22. Further the language recorded is not the language of the deceased Smt. Suraj because she was answering the questions in Marwari according to P.W. 1 Dr. Nirmala and according to P.W. 17 Pooran Singh she has empowering the questions in Hindi which one of these the witnesses is to be believed was a big question. In this background the veracity of the statement Ex.P.1 does not stand the test of judicial scrutiny.

23. To be precise the statement was recorded without a proper certificate by the Doctor and was in violation of the Police Rule 6.72. Whether the treatment of the patient started or not is not made out before recording of the statement. The language used was not the language of the dying witness. The scribe of the statement has not proved the statement. The manner of recording is also doubtful. The S.H.O. with held the correct state of affairs as to why he has not deposed that he took the patient to the hospital when the Investigating Officer has stated so. The senior doctor though has prescribed the treatment and present in the hospital has not been taken in confidence by the police before taking the statement of the deceased Ex.P.I. In this background the statement Ex.P. 1 cannot be relied upon to sustain the conviction of the accused appellant.

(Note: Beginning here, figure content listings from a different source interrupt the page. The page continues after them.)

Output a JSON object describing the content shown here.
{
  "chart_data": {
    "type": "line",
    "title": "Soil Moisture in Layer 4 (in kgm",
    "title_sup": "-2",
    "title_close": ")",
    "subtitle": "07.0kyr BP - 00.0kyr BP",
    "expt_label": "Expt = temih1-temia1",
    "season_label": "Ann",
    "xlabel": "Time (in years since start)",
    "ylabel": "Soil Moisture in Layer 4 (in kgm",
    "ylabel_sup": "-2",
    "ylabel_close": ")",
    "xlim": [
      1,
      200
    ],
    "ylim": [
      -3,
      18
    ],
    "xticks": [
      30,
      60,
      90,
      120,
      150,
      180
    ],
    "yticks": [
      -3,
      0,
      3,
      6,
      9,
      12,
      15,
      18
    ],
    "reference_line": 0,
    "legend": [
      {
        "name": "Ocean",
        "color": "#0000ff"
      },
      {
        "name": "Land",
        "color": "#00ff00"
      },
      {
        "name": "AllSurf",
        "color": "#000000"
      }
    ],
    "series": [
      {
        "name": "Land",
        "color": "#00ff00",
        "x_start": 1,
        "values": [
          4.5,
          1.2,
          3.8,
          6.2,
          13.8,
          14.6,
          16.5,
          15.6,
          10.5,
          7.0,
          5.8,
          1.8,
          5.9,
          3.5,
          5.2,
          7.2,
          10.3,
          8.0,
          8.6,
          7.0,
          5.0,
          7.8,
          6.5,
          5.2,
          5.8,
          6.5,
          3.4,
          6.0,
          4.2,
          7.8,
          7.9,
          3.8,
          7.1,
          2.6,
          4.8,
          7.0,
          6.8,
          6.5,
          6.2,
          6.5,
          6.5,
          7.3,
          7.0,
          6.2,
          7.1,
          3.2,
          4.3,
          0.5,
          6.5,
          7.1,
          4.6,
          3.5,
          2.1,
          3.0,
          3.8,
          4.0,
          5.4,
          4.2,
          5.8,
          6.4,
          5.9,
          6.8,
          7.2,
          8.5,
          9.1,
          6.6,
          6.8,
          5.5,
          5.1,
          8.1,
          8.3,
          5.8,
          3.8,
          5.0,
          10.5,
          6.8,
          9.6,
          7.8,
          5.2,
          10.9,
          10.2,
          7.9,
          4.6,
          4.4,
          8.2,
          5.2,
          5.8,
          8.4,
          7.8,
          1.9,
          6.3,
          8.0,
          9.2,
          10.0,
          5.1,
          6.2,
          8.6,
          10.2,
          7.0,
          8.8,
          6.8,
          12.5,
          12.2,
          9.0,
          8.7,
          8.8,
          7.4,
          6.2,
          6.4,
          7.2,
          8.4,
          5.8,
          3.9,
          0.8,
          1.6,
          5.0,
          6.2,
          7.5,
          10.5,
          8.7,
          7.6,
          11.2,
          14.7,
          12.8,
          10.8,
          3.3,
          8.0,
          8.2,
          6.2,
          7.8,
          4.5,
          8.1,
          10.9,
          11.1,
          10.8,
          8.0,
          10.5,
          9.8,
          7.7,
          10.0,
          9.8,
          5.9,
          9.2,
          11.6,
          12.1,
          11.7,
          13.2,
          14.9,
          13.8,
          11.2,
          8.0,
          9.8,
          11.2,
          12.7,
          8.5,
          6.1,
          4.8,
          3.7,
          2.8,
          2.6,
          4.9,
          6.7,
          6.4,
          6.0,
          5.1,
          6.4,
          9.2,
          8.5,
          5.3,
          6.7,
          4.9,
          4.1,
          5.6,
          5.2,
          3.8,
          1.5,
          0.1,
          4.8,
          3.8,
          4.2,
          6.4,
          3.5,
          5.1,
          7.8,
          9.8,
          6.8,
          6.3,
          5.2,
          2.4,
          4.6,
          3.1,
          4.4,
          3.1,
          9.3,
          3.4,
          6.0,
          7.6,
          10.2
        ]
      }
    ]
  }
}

24. This is shocking to note that P.W. 17 Pooran Singh in his statement has been careless to the extent that as to at what time he received the information, he does not remember. He did not care to give any application in writing to the doctor to record the statement. He also did not care to obtain any written permission before taking the statement. He has also careless is saying that he did not make any effort to get the statement recorded by the Magistrate. While recording the statement he has not recorded it by himself and dictated to one of his subordinates. The manner in which this witness has behaved shows that he lacks professional competence because if the patient was in a critical state then to ensure the prosecution case he was supposed to know the law regarding recording of the dying declarations and could not have recorded the dying declaration in the fashion which is available on the record.

25. When the statement Ex.P.1 is excluded from consideration for the reasons aforesaid, the examination of the defence version becomes redundant because with the exclusion of Ex.P. I, the prosecution losses its only piece of evidence against the appellant. We are not going to the defence version as we do not find that there is any evidence on the record which can sustain the conviction of the appellant under Section 302, I.P.C. and, therefore, we acquit the accused appellant of this charge.

26. The accused has been charged and convicted under Section 498A, I.P.C. Father and mother of the accused have stated that there were strained relationship between the accused and the deceased but the evidence falls short of the definition of cruelty as defined in Section 498A, I.P.C. Thus, the offence under Section 498A, I.P.C. is also not made out against the appellant. The accused appellant is acquitted of the charge under Section 498A, I.P.C. also

27. In the result, both the charges having failed, the conviction is set aside. The appellant cannot be made to serve out any sentence and with the acquittal, the sentences are also set aside. The appeal is allowed. The accused is in custody. With his acquittal he is entitled to be released from the jail. Consequently, he should be released from custody forthwith if he is not required in any other case.